Führungskräfte tragen hier eine enorme Verantwortung. Nicht nur, um Aufgaben zu verteilen, sondern um Menschen zu halten, um Engagement zu fördern und um die richtigen Leute nicht nur zu beschäftigen, sondern aktiv zu entwickeln.
Es reicht nicht, in Employer-Branding-Kampagnen von Wertschätzung zu sprechen. Sie muss spürbar sein und zwar konstant und verlässlich. Das bedeutet nicht, dass jede beziehungsweise jeder tagtäglich gelobt werden muss. Aber es bedeutet, dass niemand einfach übersehen werden darf.
Was Unternehmen jetzt tun können
Bei Make Management erleben wir immer wieder, wie groß der Unterschied ist, wenn Unternehmen anfangen, genau hinzuhören. Unsere Make360°-Analysen bringen auf den Punkt, was viele nur ahnen: dass es oft die stillen HochleisterInnen sind, die am meisten unter der Unsichtbarkeit ihrer Beiträge leiden.
Die Lösung liegt nicht in einer Bonusregelung oder einem neuen Lob-Format. Sondern in echter, systemischer Veränderung: Führung, die erkennt, wer wirklich trägt. HR, das nicht nur verwaltet, sondern begleitet. Strukturen, die Entwicklung ermöglichen – für alle, nicht nur für die Lauten. Und eine Unternehmenskultur, in der Leistung nicht still vorausgesetzt, sondern bewusst gesehen wird.

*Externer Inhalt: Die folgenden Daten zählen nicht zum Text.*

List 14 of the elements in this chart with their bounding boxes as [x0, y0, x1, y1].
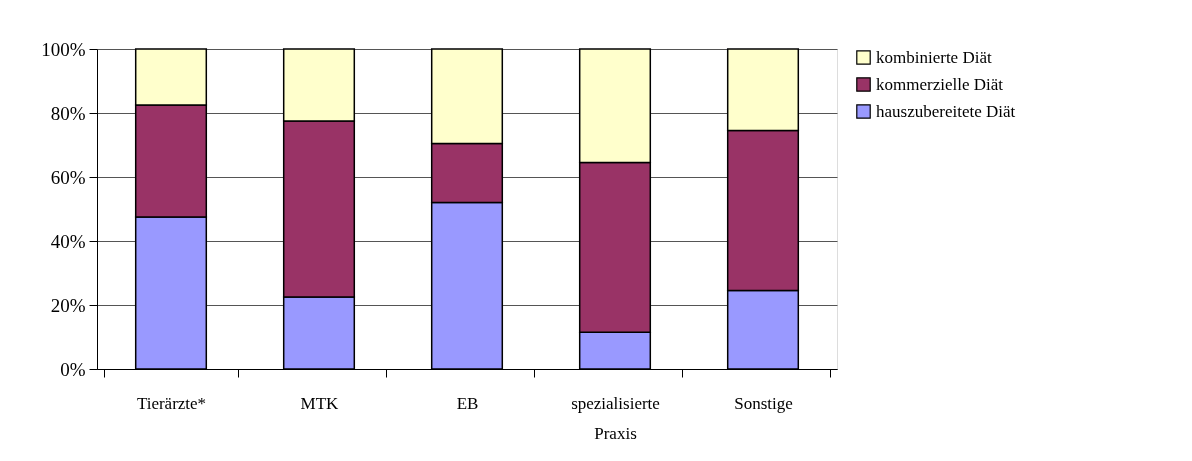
- y-tick-label: 100%: [41, 38, 86, 60]
- y-tick-label: 0%: [60, 358, 86, 380]
- y-tick-label: 60%: [50, 166, 86, 188]
- legend-label: kommerzielle Diät: [876, 74, 1004, 94]
- x-tick-label: MTK: [300, 393, 340, 413]
- y-tick-label: 80%: [50, 102, 86, 124]
- legend-label: kombinierte Diät: [876, 47, 992, 67]
- y-tick-label: 20%: [50, 294, 86, 316]
- x-tick-label: spezialisierte Praxis: [571, 393, 660, 443]
- x-tick-label: Sonstige: [734, 393, 793, 413]
- y-tick-label: 40%: [50, 230, 86, 252]
- legend-label: hauszubereitete Diät: [876, 101, 1016, 121]
- x-tick-label: EB: [456, 393, 479, 413]
- x-tick-label: Tierärzte*: [136, 393, 207, 413]
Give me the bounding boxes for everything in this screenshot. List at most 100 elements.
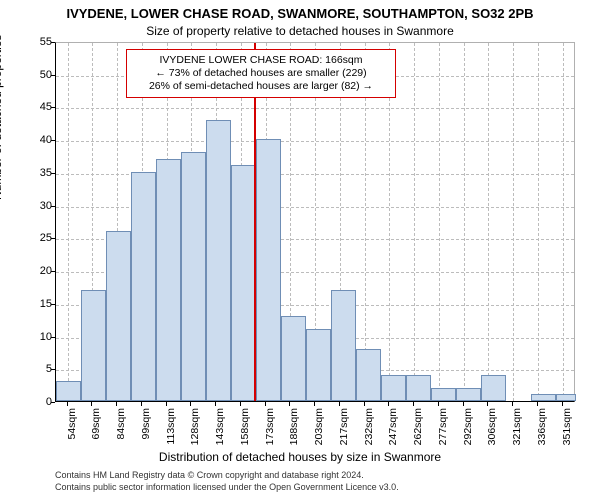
x-tick-label: 217sqm (338, 408, 350, 445)
histogram-bar (356, 349, 381, 401)
chart-subtitle: Size of property relative to detached ho… (0, 24, 600, 38)
gridline-vertical (538, 43, 539, 401)
y-tick-label: 55 (22, 36, 52, 48)
gridline-vertical (563, 43, 564, 401)
x-tick-label: 306sqm (486, 408, 498, 445)
x-tick-mark (438, 402, 439, 406)
histogram-bar (556, 394, 576, 401)
x-tick-label: 113sqm (165, 408, 177, 445)
x-tick-label: 203sqm (313, 408, 325, 445)
histogram-bar (381, 375, 406, 401)
y-tick-mark (51, 42, 55, 43)
x-tick-label: 143sqm (214, 408, 226, 445)
x-tick-label: 173sqm (264, 408, 276, 445)
chart-title: IVYDENE, LOWER CHASE ROAD, SWANMORE, SOU… (0, 6, 600, 21)
histogram-bar (481, 375, 506, 401)
x-tick-mark (116, 402, 117, 406)
x-tick-label: 277sqm (437, 408, 449, 445)
x-tick-mark (463, 402, 464, 406)
histogram-bar (456, 388, 481, 401)
x-tick-mark (265, 402, 266, 406)
x-tick-mark (413, 402, 414, 406)
gridline-vertical (68, 43, 69, 401)
y-tick-mark (51, 75, 55, 76)
x-axis-label: Distribution of detached houses by size … (0, 450, 600, 464)
histogram-bar (231, 165, 256, 401)
histogram-bar (256, 139, 281, 401)
histogram-bar (406, 375, 431, 401)
gridline-vertical (414, 43, 415, 401)
x-tick-mark (314, 402, 315, 406)
x-tick-label: 158sqm (239, 408, 251, 445)
histogram-bar (306, 329, 331, 401)
x-tick-mark (141, 402, 142, 406)
y-tick-label: 50 (22, 69, 52, 81)
histogram-bar (56, 381, 81, 401)
histogram-bar (331, 290, 356, 401)
x-tick-label: 128sqm (189, 408, 201, 445)
histogram-bar (181, 152, 206, 401)
x-tick-mark (240, 402, 241, 406)
y-tick-label: 10 (22, 331, 52, 343)
histogram-bar (431, 388, 456, 401)
x-tick-mark (166, 402, 167, 406)
y-tick-label: 20 (22, 265, 52, 277)
x-tick-mark (289, 402, 290, 406)
annotation-line-3: 26% of semi-detached houses are larger (… (133, 80, 389, 93)
histogram-bar (206, 120, 231, 401)
histogram-bar (281, 316, 306, 401)
gridline-vertical (464, 43, 465, 401)
x-tick-mark (339, 402, 340, 406)
x-tick-mark (388, 402, 389, 406)
x-tick-mark (190, 402, 191, 406)
x-tick-mark (512, 402, 513, 406)
y-tick-label: 40 (22, 134, 52, 146)
x-tick-label: 321sqm (511, 408, 523, 445)
y-axis-label: Number of detached properties (0, 35, 4, 200)
y-tick-label: 45 (22, 101, 52, 113)
gridline-vertical (488, 43, 489, 401)
x-tick-label: 69sqm (90, 408, 102, 440)
x-tick-label: 188sqm (288, 408, 300, 445)
x-tick-mark (537, 402, 538, 406)
histogram-bar (131, 172, 156, 401)
histogram-bar (531, 394, 556, 401)
x-tick-mark (215, 402, 216, 406)
y-tick-label: 15 (22, 298, 52, 310)
histogram-bar (106, 231, 131, 401)
x-tick-label: 262sqm (412, 408, 424, 445)
attribution-line-1: Contains HM Land Registry data © Crown c… (55, 470, 399, 482)
x-tick-label: 54sqm (66, 408, 78, 440)
y-tick-label: 25 (22, 232, 52, 244)
y-tick-label: 35 (22, 167, 52, 179)
annotation-line-1: IVYDENE LOWER CHASE ROAD: 166sqm (133, 54, 389, 67)
x-tick-mark (91, 402, 92, 406)
plot-area: IVYDENE LOWER CHASE ROAD: 166sqm ← 73% o… (55, 42, 575, 402)
x-tick-label: 232sqm (363, 408, 375, 445)
annotation-box: IVYDENE LOWER CHASE ROAD: 166sqm ← 73% o… (126, 49, 396, 98)
x-tick-label: 99sqm (140, 408, 152, 440)
x-tick-mark (364, 402, 365, 406)
attribution-line-2: Contains public sector information licen… (55, 482, 399, 494)
y-tick-mark (51, 337, 55, 338)
y-tick-mark (51, 402, 55, 403)
histogram-bar (81, 290, 106, 401)
attribution-text: Contains HM Land Registry data © Crown c… (55, 470, 399, 493)
y-tick-mark (51, 304, 55, 305)
x-tick-label: 351sqm (561, 408, 573, 445)
y-tick-mark (51, 238, 55, 239)
gridline-vertical (439, 43, 440, 401)
x-tick-label: 247sqm (387, 408, 399, 445)
y-tick-label: 5 (22, 363, 52, 375)
gridline-vertical (513, 43, 514, 401)
y-tick-mark (51, 369, 55, 370)
y-tick-mark (51, 107, 55, 108)
y-tick-label: 30 (22, 200, 52, 212)
x-tick-mark (67, 402, 68, 406)
x-tick-mark (562, 402, 563, 406)
x-tick-label: 84sqm (115, 408, 127, 440)
histogram-bar (156, 159, 181, 401)
y-tick-mark (51, 140, 55, 141)
y-tick-label: 0 (22, 396, 52, 408)
x-tick-label: 292sqm (462, 408, 474, 445)
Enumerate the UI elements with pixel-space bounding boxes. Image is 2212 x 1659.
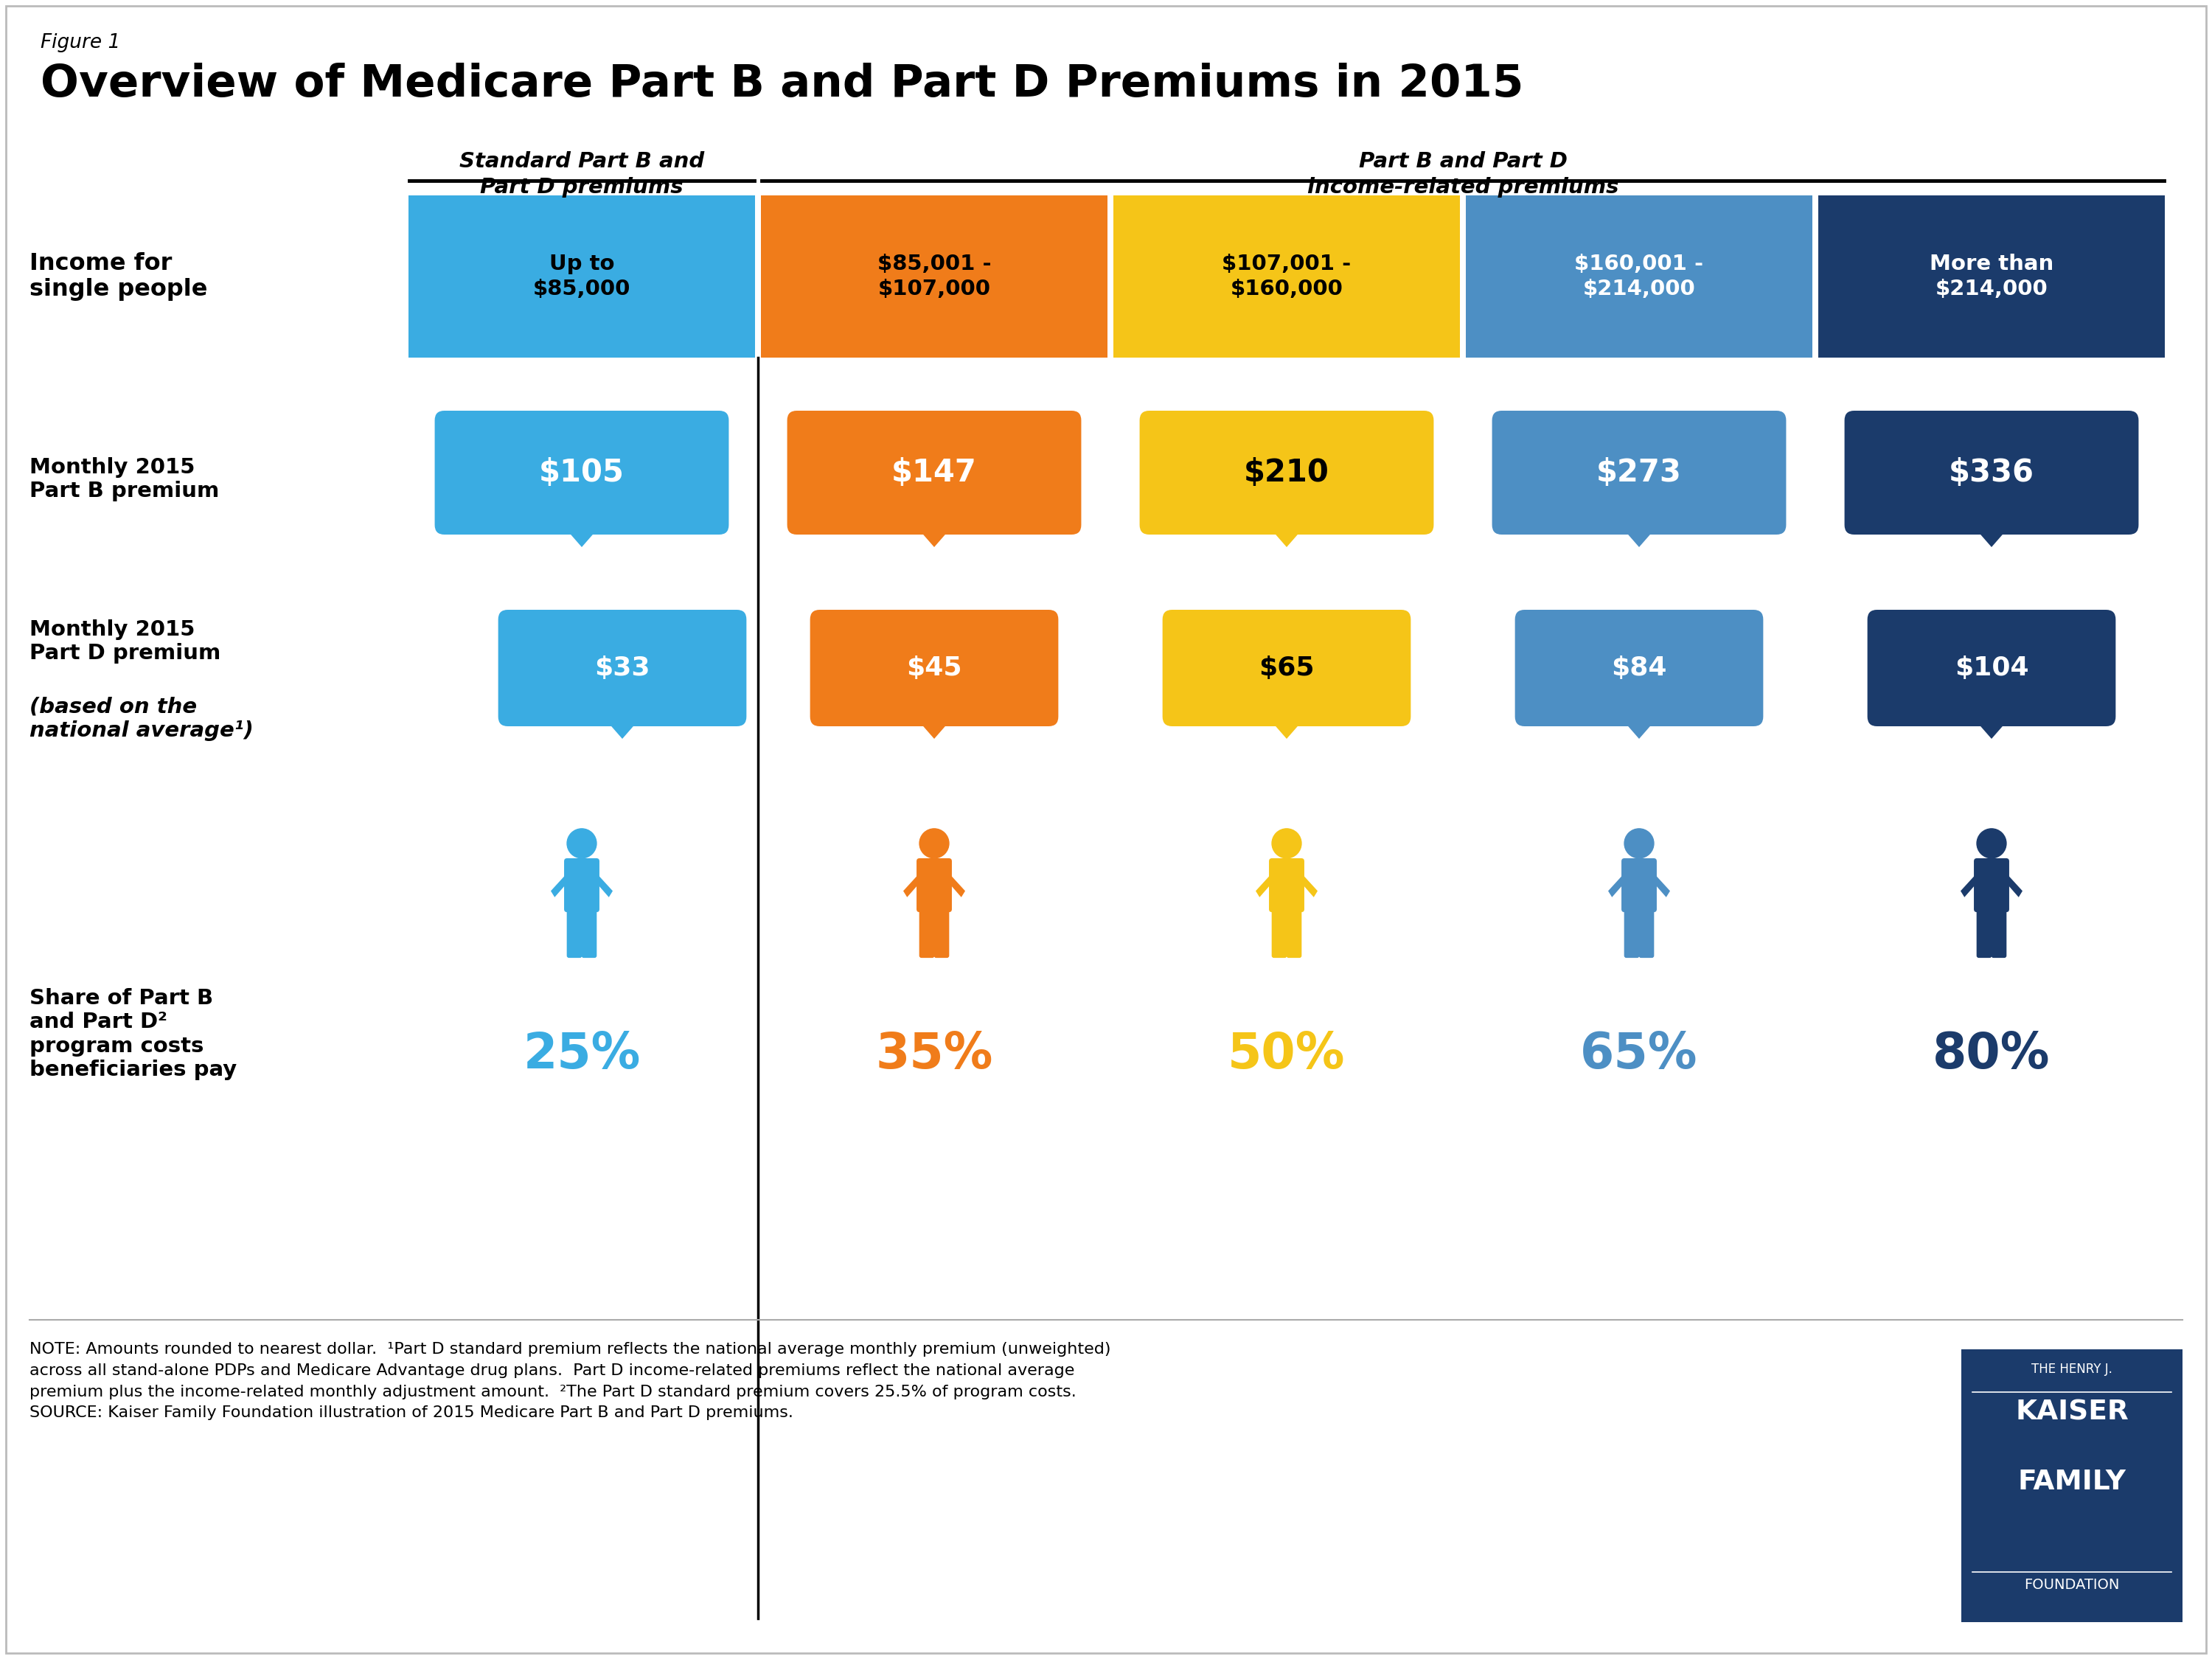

Fazit: Wer seine Besten behalten will, muss sie im Alltag sichtbar machen
Wertschätzung darf keine reine Eventkultur sein, vielmehr muss sie Alltag werden. Denn Unternehmen leben von denen, die freiwillig mehr geben. Wenn diese Menschen fehlen oder sich innerlich verabschieden, dann bleibt nur noch Mittelmaß mit schöner Fassade.
Wer das verhindern will, braucht keinen Feel-Good-Manager. Sondern Führungskräfte, die ernst nehmen, was Menschen wirklich motiviert und ihre wahren Stärken erkennt. Um dann die Verantwortung zu übernehmen, damit Hochleistung kein stilles Opfer bleibt, sondern ein bewusstes Commitment, dass gesehen, gefördert und gehalten wird.